What is cremation?
Cremation service is a process whereby the body of the deceased undergoes a process of transformation into what we call “ashes”. This transformation takes place under high heat that reduces the body to its elements, and leaving behind the fragments of bone. These fragments are then processed to create the ashes. Many people have specific wishes for their ashes to be scattered in a place of personal significance, which becomes the responsibility of their loved ones after death. Many funeral services providers in Melbourne suggest that, cremation is very popular type of funerals amongst people because of the affordability.
Why do people choose cremation?
As an alternative to burial, cremation offers several benefits. The most notable of these is its conservation of land: no burial plot need be purchased, and ashes need not be given a permanent resting place. For this reason, too, it often regarded as a marginally more cost-effective method of after-death care, as a coffin and plot for burial consist of two major funeral expenditures. However, if the body is not to be directly cremated, and is to be present during the service, the costs of embalming and a coffin will still be incurred. Most importantly in choosing burial or cremation, the wishes of the deceased should be considered.
Although it is often incorrectly represented as an environmentally considerate practice, cremation emits carbon through the incineration process, despite conserving land. Although more environmentally-minded techniques of emissions filtration are practiced in Australian crematoriums, cremation should not be selected for its environmental merits alone. For those with relatives in geographically disparate locations, cremation is a excellent choice as it does not create a grave-site in need of regular maintenance.
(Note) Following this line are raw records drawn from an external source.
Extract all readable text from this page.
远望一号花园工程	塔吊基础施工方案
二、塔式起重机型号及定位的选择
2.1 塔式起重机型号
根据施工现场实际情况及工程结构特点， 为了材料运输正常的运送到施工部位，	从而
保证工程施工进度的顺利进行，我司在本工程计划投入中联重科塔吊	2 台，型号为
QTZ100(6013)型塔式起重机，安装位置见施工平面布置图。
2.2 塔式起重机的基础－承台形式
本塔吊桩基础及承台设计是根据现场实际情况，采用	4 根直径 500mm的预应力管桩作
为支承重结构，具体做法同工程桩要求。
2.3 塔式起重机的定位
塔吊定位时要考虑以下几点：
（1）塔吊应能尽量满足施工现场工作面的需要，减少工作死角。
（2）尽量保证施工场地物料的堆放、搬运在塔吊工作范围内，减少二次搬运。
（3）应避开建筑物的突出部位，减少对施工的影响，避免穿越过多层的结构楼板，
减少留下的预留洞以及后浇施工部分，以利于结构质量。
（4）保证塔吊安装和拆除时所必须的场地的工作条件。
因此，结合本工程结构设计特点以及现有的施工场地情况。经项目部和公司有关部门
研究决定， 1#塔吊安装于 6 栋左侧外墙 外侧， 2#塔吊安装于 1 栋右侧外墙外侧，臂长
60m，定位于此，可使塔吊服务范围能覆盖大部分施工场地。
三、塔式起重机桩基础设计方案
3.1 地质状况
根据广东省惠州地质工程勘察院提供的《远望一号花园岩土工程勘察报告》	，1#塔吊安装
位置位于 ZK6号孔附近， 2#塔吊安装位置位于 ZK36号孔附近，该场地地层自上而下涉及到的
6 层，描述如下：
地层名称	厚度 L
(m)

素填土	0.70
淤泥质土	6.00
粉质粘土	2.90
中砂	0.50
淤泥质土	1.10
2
In fact, even if the ashes are not scattered, and are kept in an urn, it is easy to transport the memorializing token from one residence to another, if the family should choose to move houses.
Why would someone choose not to be cremated?
There are two major religions that forbid cremation. Orthodox Judaism and Islam consider cremation to be a form of bodily consecration, and tend to be opposed to cremation. Although it was not previously seen as acceptable, almost all Christian faiths now freely allow cremation.